DE BOAS INTENÇÕES...

O presidente de Portugal, Marcelo Rebelo de Souza, sancionou em maio deste ano a Lei 27/2021 (Lei dos Direitos Digitais). A normativa entrou em vigor no último dia 17 de julho e é considerada controversa e tem gerado debates sobre a possibilidade de o Estado praticar censura a veículos de comunicação, pois um de seus dispositivos prevê que um órgão da Administração poderá analisar queixas contra conteúdos que difundam "narrativa considerada desinformação".

Lei que visa combater a disseminação de fake news tem provocado debate sobre liberdade de expressão em Portugal

Segundo o artigo 6º da lei, que dispõe sobre o "direito à proteção contra a desinformação", "todos têm o direito de apresentar e ver apreciadas pela Entidade Reguladora para a Comunicação Social queixas contra as entidades" que promovam desinformação. O mesmo dispositivo também cria a "ação popular digital", estipulando que o instituto da ação popular pode ser usado para tutelar o direito de ser protegido contra fake news.

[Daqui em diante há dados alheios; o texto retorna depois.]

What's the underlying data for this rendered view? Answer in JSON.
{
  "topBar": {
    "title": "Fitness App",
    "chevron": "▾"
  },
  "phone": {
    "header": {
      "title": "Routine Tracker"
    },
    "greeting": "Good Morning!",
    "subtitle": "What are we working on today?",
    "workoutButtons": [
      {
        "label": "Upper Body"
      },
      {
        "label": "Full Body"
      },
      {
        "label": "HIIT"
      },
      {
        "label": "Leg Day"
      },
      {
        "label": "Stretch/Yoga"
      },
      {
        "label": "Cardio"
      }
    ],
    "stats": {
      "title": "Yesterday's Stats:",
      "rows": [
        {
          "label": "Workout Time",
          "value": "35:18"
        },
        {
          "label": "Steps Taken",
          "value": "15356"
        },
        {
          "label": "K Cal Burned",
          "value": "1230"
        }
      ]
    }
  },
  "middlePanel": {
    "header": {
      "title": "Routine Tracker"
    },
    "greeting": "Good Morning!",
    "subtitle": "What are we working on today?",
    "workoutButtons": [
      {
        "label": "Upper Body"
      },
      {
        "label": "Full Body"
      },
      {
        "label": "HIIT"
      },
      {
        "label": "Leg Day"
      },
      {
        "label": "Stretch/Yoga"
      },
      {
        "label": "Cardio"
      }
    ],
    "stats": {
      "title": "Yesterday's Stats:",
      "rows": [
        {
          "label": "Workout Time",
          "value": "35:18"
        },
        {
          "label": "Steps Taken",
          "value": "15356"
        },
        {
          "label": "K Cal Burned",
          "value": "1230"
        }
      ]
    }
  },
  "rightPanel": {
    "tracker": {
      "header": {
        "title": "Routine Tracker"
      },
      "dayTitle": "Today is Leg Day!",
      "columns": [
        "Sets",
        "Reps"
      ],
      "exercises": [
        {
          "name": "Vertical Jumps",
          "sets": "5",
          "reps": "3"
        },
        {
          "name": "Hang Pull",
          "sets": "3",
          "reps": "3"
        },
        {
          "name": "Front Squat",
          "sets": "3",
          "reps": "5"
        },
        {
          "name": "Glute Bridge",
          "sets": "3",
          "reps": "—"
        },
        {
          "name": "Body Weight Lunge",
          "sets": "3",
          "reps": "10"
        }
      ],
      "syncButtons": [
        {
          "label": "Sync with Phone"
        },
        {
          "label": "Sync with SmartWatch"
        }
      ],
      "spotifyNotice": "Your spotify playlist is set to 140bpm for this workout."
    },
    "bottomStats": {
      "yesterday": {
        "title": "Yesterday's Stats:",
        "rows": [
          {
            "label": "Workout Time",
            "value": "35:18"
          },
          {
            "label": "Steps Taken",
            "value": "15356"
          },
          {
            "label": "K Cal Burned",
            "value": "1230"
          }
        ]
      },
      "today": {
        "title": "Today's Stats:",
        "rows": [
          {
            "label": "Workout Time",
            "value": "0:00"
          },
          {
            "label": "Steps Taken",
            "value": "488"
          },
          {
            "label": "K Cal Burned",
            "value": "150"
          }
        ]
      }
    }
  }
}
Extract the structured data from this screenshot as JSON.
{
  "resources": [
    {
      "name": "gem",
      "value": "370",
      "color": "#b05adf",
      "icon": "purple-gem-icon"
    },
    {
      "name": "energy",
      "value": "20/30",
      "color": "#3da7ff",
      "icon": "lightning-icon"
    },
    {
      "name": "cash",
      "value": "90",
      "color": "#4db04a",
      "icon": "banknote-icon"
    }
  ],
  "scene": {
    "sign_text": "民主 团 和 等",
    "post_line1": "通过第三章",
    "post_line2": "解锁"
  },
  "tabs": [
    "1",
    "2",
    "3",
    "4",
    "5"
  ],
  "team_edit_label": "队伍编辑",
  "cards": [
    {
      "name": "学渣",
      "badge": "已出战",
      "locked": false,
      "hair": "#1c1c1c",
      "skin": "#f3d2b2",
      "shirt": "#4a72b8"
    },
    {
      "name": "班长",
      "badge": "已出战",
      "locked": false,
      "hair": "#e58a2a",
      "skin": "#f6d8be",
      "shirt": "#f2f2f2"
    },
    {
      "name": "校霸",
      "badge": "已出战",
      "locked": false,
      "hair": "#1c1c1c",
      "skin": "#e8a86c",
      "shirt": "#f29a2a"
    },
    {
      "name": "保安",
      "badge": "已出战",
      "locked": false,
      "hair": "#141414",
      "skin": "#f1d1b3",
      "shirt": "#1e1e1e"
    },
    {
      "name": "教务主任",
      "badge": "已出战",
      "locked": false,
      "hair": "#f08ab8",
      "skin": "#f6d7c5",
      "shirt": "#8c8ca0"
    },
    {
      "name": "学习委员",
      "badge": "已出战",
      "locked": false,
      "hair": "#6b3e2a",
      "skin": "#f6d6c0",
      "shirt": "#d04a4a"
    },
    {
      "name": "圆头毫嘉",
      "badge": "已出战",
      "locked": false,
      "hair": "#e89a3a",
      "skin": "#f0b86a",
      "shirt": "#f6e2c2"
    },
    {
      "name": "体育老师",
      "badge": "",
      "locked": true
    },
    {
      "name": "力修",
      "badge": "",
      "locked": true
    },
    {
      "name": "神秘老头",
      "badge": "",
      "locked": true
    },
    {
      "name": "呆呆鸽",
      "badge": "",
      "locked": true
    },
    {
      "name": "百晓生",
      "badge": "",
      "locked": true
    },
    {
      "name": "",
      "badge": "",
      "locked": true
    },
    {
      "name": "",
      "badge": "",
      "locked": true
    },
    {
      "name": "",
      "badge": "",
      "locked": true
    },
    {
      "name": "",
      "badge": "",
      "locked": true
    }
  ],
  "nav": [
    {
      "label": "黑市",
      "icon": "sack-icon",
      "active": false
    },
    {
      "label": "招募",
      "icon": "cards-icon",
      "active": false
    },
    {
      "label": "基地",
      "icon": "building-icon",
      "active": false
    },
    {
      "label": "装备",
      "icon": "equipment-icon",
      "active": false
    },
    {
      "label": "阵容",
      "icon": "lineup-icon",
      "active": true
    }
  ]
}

A Entidade Reguladora para a Comunicação Social (ERC) foi criada em 2006 e tem como missão a regulação e supervisão de veículos de comunicação.

A possibilidade de conceder à ERC o poder de decidir o que é ou não conteúdo legítimo provocou uma nota do Sindicato dos Jornalistas de Portugal, segundo o qual "a criação de um conceito de 'desinformação' com consequências jurídicas ao nível sancionatório é inaceitável".

Segundo a lei, desinformação é toda narrativa "comprovadamente falsa ou enganadora criada, apresentada e divulgada para obter vantagens econômicas ou para enganar deliberadamente o público, e que seja suscetível de causar um prejuízo público, nomeadamente ameaça aos processos políticos democráticos, aos processos de elaboração de políticas públicas e a bens públicos".

A própria normativa traz exemplos: informação comprovadamente falsa ou enganadora pode se referir à "utilização de textos ou vídeos manipulados ou fabricados, bem como as práticas para inundar as caixas de correio eletrônico e o uso de redes de seguidores fictícios".

E não estão abrangidos pela lei "os meros erros na comunicação de informações, bem como as sátiras ou paródias".

A qualidade "soy yo"
A lei também dispõe que o Estado português deve incentivar a criação de "selos de qualidade" elaborados por  "entidades fidedignas".

"O Estado apoia a criação de estruturas de verificação de fatos por órgãos de comunicação social devidamente registrados e incentiva a atribuição de selos de qualidade por entidades fidedignas dotadas do estatuto de utilidade pública", diz trecho da lei sancionada.

Em entrevista ao site Poder 360, a advogada Raíssa Mendes explica que, na prática, "a intenção desse artigo é transpor regulação aplicada à imprensa tradicional para o âmbito digital". "O trecho que trata do selo de qualidade seria apenas uma sugestão".

A Assembleia da República (o Congresso português) voltará a analisar a lei durante o segundo semestre de 2021.